On October 16, 1944, the Regiment was placed under command of the 11th Armoured Division. The 146th medium Regiment was moved on 17 October 1944 to the village of Deurne. On 18 October 1944, the Regiment was moved again to Ijstelsteijn (a village near Deurne).
In the early morning of October 27, 1944 the Germans launched a counter-attack at the villages of Ospel, Meijel, Neerkant and Liessel with the aim of capturing Asten and, if all went according to plan, the capture of Helmond. The main objective, however, was to lure Allied troops away from West and Central Brabant (Brabant is the province in the Netherlands to which Liessel and Neerkant belongs) in order to give the German troops in the province of Zeeland and the west-side of the Province of Noord-Brabant the opportunity to withdraw in an orderly manner beyond the major rivers (the rivers Maas and Waal).
The counter-attack was mainly carried out by units of the 9th Panzer Division, 15th Panzer Grenadier Division and Fallschirmjäger Regiment 24 (part of Fallschirmjäger-Division Erdmann).
The Americans were slowly but surely pushed back at Meijel, Neerkant and Liessel by the German attack towards Deurne and Asten.

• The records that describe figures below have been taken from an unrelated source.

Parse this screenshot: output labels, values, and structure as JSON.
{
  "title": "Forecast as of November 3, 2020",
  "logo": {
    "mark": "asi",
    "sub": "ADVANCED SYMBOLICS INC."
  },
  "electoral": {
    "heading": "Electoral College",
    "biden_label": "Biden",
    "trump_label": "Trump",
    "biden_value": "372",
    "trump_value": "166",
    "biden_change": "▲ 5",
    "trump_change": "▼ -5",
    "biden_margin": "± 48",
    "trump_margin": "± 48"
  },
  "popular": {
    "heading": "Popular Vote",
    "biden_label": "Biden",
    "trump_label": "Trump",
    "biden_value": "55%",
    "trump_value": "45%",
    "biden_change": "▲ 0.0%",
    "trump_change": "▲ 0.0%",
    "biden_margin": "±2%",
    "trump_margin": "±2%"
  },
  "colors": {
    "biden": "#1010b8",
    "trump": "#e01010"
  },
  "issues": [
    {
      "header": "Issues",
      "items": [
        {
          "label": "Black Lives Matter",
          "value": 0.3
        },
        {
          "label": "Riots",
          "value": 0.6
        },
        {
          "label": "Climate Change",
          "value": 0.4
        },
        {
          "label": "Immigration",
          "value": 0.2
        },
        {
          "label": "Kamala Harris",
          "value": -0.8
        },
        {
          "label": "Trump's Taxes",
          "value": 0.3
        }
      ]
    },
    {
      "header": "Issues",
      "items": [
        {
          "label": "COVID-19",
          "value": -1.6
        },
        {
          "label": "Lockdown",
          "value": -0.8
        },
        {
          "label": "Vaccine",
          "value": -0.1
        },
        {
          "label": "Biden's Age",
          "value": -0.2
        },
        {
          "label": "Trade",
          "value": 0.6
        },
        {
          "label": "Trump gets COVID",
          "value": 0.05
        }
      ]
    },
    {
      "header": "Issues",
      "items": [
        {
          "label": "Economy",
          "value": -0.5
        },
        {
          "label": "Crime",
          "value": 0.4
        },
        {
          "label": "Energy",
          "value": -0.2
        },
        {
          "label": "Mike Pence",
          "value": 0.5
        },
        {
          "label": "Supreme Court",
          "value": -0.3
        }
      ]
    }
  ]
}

To reinforce the American 7th Armored Division, the 15th (Scottish) Infantry Division and the 6th Guards Tank Brigade were sent from the city of Tilburg in the direction of the villages Deurne and Asten to relieve the Americans here.
The 9th Battalion Cameronians (the battalion in which Walter served) left Tilburg in the morning of 29 October in the direction of Deurne. After consolidating the newly formed defence-line on 29 and 30 October 1944, in the morning of 31 October 1944, the counter-attack of the 15th (Scottish) Infantry Division started to recapture the village of Liessel from the Germans.
The 9th Battalion Cameronians attacked from the village of Deurne towards the village of Liessel. During this attack the battalion came under heavy artillery and mortar fire and suffered heavy casualties. In the battalion, 17 soldiers died on this day, including Walter.
One battery of the 146th Regiment was moved to support the counterattack of the 15th (Scottish) Infantry Division from Deurne towards Liessel. Because Sgt. John R. Middleton mentioned that he was close to Walter when he was killed, it is likely that John served with this battery.
Jürgen added: “I am really very pleased to have the photo in my possession. I’m going to put all the obtained information into a file and forward it to the school that adopted Walter’s grave.
I am also very pleased that Walter’s grave now has a face, which I think is very important, especially for the empathy of the children.
“The grave instantly becomes more human through the photo and is no longer just a headstone with a name on it.
The Foundation for Adoption Graves Nederweert War Cemetery is setting up a school project for primary schools in the municipality of Nederweert. This will certainly include the story of Walter.
Rifleman Senior, who was born in Warrington and worked as a fruit seller, was killed in action aged 26, serving with the 15th (Scottish) Infantry Division during the liberation of Neerkant and is one of 363 war graves being cared for by local villagers.
Due to his knowledge of the events during the Second World War in the Meijel/Neerkant/Liessel region Jürgen, who was born and grew up in Neerkant, a small village near Meijel, has now been tasked with helping put faces to those who sacrificed their lives to help liberate the Netherlands.